Mechanism and kinetics of RAFT-mediated graft polymerization of styrene on a solid surface. 1. Experimental evidence of surface radical migration

The mechanism and kinetics of RAFT-mediated graft polymerization of styrene initiated on a silica particle were studied, where RAFT is the reversible addition-fragmentation chain transfer (RAFT) process. To prepare probe graft polymers with a dithiobenzoyl (X) group at the chain end, oligomeric polystyrene (PS) was grafted on a silica particle by the surface-initiated atom transfer radical polymerization (ATRP) technique, and then the terminal halogen atom of the graft polymer was converted to the X group by the reaction with 1-phenylethyl dithiobenzoate in the presence of CuBr/dHbipy complex in toluene. The graft polymerization of styrene on the PS-X-grafted silica particle was carried out in the presence of a free RAFT agent.

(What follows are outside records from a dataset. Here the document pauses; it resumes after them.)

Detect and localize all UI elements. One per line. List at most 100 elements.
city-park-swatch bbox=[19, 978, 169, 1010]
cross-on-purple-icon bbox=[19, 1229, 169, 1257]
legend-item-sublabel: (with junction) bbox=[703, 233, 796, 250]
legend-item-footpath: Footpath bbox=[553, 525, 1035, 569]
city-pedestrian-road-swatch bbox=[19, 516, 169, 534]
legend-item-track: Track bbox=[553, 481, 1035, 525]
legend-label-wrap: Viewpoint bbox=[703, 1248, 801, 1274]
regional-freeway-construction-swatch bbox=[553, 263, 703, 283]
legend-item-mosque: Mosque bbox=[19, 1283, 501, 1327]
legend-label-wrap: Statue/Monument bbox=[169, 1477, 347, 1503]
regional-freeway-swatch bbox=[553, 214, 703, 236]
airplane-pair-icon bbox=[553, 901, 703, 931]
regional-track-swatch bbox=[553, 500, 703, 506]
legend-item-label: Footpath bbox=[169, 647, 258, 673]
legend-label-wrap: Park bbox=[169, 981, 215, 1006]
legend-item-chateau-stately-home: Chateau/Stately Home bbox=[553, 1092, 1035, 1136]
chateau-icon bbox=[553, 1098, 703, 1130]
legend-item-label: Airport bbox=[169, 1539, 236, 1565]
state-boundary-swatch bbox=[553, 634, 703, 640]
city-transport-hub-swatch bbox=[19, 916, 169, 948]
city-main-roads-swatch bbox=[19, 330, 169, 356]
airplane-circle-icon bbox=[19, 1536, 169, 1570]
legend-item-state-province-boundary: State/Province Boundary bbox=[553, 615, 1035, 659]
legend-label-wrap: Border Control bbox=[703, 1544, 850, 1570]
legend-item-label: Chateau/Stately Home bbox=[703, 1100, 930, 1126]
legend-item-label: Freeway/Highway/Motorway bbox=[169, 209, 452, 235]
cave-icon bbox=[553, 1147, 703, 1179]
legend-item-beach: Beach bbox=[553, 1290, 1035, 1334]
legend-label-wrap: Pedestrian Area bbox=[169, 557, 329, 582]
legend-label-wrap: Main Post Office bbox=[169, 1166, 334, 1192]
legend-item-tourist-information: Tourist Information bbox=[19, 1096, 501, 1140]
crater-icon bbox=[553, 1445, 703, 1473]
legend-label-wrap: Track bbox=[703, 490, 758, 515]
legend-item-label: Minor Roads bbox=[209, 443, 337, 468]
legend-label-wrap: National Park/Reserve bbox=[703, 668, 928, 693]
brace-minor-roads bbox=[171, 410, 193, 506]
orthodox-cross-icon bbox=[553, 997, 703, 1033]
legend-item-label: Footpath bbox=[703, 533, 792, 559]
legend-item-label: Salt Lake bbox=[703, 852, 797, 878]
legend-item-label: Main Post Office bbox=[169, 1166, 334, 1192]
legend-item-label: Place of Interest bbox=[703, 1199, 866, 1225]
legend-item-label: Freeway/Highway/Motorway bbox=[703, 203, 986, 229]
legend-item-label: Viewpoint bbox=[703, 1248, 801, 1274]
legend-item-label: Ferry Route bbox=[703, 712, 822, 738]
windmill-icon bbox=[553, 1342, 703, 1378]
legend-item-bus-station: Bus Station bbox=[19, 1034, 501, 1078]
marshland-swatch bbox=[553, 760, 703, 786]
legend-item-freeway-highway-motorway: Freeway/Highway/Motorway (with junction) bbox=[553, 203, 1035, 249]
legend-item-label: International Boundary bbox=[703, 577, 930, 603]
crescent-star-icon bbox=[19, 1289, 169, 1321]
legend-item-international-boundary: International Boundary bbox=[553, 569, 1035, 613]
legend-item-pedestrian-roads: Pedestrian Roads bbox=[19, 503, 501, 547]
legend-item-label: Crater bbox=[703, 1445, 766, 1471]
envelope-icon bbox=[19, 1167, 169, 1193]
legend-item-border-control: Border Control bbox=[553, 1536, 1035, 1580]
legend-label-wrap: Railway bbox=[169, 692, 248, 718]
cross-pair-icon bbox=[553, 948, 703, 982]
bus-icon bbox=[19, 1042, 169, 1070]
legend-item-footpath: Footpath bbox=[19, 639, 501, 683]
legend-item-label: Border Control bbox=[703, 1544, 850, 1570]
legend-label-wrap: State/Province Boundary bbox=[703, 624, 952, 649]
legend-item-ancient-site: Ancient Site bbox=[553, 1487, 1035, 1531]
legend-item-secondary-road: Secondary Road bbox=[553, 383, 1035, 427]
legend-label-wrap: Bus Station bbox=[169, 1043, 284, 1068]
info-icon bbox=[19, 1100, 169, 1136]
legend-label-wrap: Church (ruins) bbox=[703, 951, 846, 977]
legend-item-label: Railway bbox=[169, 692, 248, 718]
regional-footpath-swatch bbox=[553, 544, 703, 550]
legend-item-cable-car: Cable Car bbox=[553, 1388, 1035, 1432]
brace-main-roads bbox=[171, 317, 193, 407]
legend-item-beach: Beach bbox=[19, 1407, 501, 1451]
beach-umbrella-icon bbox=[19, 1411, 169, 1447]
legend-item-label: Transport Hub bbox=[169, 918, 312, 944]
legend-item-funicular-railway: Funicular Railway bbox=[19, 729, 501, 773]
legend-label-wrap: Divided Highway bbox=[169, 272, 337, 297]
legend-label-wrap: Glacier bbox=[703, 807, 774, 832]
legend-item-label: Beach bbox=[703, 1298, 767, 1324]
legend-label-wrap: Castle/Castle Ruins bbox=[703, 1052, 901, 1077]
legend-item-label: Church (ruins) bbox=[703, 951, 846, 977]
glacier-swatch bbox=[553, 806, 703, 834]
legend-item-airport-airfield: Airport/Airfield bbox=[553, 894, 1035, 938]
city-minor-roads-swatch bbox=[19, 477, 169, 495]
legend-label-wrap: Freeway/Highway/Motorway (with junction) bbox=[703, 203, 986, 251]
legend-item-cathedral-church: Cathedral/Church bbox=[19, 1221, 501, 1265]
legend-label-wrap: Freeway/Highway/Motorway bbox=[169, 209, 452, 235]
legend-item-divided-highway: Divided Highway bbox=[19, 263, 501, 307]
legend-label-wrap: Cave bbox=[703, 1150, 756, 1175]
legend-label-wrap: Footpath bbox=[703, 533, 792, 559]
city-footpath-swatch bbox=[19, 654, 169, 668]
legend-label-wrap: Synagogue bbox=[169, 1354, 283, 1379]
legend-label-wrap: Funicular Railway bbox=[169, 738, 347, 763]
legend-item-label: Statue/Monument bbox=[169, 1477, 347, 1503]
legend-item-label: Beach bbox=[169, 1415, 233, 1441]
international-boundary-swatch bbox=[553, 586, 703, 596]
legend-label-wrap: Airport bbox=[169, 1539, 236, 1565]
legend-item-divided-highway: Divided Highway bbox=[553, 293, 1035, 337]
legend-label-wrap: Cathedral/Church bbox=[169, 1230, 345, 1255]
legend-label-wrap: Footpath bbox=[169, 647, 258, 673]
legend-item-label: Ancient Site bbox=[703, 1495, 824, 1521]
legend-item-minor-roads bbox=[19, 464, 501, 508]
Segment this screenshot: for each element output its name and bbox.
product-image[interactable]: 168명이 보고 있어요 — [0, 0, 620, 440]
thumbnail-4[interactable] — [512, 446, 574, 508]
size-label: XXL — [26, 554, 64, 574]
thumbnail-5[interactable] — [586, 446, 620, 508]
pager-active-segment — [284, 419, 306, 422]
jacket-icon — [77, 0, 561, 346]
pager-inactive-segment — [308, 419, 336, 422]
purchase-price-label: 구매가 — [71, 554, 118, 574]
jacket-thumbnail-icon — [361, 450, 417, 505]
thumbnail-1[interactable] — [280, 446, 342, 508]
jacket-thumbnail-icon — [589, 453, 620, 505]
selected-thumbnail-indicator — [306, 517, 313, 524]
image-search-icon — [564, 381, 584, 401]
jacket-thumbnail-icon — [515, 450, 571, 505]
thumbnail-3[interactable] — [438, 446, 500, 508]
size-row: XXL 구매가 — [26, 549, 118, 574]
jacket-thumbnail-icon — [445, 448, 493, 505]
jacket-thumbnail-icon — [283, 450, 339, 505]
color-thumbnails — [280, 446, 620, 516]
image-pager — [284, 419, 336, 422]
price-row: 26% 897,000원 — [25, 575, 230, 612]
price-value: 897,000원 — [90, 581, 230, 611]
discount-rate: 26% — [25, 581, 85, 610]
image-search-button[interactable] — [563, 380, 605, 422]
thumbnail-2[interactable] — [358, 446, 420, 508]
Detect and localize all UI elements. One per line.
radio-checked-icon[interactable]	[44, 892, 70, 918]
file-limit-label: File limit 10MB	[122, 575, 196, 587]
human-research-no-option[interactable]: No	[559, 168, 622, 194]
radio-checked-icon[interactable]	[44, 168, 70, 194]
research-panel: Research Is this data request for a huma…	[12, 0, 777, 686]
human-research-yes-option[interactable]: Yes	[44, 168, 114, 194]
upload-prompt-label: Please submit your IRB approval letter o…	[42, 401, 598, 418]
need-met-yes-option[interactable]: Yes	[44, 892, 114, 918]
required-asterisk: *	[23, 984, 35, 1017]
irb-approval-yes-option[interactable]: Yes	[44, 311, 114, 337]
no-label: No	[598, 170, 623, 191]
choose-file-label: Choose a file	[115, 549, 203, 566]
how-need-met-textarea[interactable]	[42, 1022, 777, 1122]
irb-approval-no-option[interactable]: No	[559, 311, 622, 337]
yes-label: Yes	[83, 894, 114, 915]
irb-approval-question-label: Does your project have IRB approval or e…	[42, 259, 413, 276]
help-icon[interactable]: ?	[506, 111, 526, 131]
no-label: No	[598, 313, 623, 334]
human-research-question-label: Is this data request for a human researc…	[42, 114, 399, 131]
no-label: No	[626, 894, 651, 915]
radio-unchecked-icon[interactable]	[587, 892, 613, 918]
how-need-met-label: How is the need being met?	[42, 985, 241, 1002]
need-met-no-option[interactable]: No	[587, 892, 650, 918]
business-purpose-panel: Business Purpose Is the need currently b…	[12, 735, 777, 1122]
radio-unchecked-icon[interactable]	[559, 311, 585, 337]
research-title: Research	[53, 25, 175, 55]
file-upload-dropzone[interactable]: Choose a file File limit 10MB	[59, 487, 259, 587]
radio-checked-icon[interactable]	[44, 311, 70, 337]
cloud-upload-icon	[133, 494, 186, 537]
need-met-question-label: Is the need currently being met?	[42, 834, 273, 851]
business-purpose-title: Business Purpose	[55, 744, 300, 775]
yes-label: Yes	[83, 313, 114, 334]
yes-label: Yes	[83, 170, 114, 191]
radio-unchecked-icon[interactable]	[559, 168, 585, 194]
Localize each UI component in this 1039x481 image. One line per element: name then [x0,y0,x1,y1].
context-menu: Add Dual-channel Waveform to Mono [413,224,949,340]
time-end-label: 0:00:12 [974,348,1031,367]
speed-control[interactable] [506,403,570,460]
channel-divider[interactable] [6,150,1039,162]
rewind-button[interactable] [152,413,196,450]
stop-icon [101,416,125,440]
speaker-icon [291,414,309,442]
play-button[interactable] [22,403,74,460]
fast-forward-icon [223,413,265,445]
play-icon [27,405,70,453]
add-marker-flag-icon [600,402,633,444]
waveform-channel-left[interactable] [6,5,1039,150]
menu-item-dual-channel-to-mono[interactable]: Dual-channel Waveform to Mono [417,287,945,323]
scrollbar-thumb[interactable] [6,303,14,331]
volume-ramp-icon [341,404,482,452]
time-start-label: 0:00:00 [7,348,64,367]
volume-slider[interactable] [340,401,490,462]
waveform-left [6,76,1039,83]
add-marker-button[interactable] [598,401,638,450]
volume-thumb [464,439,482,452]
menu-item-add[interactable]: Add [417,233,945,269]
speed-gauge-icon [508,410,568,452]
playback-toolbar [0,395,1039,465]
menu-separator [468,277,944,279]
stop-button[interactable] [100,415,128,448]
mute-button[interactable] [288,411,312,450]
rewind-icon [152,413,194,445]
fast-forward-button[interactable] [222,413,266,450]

After the polymerization, the graft chain was cleaved from the silica particle by treatment with HF and characterized. The GPC analysis revealed that the graft polymers, while their M_n increased linearly with increasing monomer conversion, gave a GPC curve with a prominent shoulder assignable to the recombined (dead) polymer. It was proved that the enhanced recombination is specific to the RAFT-mediated graft polymerization and is due to the effective migration of radical on the surface by sequential degenerative (exchange) chain transfer. This is a kind of reaction-diffusion process.